Terrorism Trials: Military Commissions

On the Constitution's Presumptive Application in the 9/11 Case

By Wells Bennett
Tuesday, January 15, 2013, 5:31 PM

Judge James Pohl apparently has rejected the defense's bid, in the 9/11 case, to presume (subject to rebuttal) the Constitution's application to military commission proceedings.
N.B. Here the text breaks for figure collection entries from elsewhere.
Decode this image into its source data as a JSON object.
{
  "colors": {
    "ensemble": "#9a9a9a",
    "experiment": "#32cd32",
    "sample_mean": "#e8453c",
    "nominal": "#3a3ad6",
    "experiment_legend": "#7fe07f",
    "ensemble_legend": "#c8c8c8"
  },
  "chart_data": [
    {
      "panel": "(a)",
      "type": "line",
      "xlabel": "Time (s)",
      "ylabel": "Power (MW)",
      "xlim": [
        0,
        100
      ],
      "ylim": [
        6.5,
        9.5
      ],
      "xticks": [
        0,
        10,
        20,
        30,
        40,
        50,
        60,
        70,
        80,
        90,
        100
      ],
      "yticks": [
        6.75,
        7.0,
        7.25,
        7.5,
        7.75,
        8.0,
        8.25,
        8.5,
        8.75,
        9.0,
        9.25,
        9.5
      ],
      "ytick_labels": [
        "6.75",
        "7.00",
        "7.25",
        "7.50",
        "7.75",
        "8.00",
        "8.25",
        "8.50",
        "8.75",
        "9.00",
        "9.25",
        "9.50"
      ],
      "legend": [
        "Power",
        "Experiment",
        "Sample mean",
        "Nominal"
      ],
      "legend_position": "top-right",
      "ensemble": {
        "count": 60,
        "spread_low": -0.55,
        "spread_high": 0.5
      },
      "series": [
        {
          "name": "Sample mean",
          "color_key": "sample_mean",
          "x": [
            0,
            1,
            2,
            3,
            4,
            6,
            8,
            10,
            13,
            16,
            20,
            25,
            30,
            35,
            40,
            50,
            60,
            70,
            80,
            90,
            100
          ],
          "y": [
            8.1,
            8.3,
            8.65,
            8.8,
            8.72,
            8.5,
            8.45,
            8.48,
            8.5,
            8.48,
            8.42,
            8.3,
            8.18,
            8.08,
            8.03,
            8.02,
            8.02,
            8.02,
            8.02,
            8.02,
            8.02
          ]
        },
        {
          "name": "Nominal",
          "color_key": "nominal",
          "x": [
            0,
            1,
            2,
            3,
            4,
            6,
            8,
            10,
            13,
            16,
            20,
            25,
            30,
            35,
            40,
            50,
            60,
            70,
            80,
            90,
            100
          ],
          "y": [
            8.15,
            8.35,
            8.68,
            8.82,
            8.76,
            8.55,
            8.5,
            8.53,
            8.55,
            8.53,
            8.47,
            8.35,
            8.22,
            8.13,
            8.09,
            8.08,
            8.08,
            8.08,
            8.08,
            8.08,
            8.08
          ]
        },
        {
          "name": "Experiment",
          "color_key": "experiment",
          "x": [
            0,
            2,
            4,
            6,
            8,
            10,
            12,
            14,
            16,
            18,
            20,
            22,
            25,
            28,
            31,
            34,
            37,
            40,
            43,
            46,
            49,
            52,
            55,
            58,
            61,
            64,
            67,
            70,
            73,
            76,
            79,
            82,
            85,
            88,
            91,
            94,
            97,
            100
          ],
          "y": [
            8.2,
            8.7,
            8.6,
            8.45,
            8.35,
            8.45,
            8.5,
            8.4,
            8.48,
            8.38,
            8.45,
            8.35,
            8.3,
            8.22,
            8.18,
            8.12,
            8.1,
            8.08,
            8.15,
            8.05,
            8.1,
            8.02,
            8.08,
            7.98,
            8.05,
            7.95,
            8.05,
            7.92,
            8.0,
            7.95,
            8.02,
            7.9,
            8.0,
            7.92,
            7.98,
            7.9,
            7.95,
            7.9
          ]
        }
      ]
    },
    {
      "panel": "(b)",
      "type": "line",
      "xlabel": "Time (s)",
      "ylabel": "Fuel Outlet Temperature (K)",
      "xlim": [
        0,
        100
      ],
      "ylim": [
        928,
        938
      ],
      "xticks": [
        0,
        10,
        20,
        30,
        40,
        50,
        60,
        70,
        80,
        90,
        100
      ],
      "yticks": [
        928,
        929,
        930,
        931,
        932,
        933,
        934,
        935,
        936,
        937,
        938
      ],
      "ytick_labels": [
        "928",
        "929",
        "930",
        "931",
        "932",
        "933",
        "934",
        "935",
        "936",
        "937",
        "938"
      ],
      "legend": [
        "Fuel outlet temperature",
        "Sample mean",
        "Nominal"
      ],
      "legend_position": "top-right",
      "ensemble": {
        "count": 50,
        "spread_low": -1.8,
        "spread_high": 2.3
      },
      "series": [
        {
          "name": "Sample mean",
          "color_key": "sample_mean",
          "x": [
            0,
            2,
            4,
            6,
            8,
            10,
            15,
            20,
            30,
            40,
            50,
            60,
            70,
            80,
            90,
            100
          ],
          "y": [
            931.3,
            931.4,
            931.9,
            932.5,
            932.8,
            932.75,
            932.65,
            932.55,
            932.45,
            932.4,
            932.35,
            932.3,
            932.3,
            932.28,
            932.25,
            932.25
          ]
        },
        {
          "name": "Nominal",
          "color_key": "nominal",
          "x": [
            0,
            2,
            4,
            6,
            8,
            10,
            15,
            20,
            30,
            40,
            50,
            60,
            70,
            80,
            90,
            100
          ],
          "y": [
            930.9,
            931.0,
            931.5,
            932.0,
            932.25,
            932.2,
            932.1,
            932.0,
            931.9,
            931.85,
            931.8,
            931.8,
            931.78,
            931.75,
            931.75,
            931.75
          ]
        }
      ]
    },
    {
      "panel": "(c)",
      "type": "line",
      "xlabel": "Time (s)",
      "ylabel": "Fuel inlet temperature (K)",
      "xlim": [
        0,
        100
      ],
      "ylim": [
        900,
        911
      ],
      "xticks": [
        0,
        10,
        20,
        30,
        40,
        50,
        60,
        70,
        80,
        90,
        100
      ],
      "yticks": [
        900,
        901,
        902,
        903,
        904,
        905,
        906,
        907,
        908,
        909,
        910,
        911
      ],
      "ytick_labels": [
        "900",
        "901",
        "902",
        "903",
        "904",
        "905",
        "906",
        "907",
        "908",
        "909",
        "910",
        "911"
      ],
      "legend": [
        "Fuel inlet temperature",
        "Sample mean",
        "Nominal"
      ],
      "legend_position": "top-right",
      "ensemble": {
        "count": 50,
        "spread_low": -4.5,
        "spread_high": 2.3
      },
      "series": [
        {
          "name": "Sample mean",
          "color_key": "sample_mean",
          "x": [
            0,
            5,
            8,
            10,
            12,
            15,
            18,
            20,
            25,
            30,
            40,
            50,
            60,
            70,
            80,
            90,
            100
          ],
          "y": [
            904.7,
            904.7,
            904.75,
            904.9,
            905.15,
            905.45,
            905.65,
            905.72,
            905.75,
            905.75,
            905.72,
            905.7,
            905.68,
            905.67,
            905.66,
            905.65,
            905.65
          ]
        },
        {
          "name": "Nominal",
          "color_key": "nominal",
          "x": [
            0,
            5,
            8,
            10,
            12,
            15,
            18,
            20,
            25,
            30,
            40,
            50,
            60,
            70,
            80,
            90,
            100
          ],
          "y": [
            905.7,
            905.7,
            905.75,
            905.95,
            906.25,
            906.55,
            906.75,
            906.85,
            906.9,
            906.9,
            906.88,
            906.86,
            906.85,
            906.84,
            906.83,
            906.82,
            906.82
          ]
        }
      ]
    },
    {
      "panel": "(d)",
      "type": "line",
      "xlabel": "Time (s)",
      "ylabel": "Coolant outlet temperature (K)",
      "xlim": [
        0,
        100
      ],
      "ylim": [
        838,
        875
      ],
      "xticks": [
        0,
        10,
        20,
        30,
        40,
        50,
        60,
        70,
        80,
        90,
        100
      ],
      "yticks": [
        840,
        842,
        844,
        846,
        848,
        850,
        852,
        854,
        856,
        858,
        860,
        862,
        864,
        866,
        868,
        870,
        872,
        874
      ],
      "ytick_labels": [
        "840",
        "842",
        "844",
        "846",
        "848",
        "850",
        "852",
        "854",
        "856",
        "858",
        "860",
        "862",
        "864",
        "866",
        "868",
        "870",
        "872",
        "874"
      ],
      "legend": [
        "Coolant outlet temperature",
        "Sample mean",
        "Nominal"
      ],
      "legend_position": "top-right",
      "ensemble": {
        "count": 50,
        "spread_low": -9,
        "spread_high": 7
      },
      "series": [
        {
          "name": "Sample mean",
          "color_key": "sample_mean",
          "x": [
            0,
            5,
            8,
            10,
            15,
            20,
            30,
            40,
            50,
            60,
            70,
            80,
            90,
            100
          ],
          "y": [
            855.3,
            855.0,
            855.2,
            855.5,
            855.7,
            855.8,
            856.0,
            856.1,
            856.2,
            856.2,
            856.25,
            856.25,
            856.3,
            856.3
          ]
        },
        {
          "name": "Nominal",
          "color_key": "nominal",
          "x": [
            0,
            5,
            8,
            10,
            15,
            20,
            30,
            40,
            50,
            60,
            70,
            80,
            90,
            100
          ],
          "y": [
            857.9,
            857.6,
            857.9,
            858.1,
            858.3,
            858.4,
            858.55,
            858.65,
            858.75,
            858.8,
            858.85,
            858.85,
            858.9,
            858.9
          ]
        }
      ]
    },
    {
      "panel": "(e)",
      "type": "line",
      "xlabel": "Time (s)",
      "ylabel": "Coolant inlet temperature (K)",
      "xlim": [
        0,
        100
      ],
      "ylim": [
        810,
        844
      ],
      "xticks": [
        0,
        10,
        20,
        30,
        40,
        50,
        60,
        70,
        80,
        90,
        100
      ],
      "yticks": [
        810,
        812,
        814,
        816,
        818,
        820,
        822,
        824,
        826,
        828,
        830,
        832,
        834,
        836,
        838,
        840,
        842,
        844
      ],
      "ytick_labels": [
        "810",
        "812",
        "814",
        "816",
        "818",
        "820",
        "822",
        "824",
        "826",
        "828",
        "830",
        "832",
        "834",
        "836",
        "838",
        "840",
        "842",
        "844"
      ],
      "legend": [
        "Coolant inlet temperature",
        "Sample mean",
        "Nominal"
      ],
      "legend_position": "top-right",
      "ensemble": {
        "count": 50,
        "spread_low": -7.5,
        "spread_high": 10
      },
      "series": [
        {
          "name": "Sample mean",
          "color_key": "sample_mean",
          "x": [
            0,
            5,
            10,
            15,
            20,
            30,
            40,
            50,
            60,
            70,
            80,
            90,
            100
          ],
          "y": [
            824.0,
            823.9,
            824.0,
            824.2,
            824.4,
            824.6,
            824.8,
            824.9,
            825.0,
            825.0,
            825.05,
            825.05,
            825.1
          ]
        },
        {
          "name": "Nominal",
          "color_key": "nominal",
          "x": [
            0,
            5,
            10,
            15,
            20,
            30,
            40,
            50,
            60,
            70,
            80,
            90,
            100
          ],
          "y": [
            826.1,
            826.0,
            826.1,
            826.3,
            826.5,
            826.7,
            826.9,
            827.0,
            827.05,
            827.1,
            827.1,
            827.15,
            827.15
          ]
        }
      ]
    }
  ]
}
We don't have the court's order yet, but we do have this statement from James Connell III, lawyer for 9/11 accused Ammar al-Baluchi.  It provides, in full:

Today, the military commission ruled (AE057C) that it will not presume that the U.S. Constitution governs proceedings at the Guantanamo Bay military commissions. “The United States cannot avoid the requirements of the Founding Fathers simply by holding a trial at an overseas military base,” said James Connell, counsel for accused logistical co‐conspirator Ammar al Baluchi. “The United States must abide by the limitations contained in its foundational document, regardless of where places
its tribunal.”

At a hearing in October, the defense asked the military commission to presume that the United States Constitution governed its actions unless the prosecution demonstrated that a particular protection was inapplicable (AE057). The defense relied on the 2008 case of Boumediene v. Bush, in which the Supreme Court ruled that Constitutional provisions applied at Guantanamo Bay unless they
are “impracticable and anomalous.” The prosecution opposed this motion, arguing that it was unclear which provisions of the Constitution governed Guantanamo Bay (AE057A).

Today, the military commission sided with the prosecution and denied the defense request to presume the applicability of the Constitution. The military commission ruling (AE057C) will be posted on the military commissions website following a security review.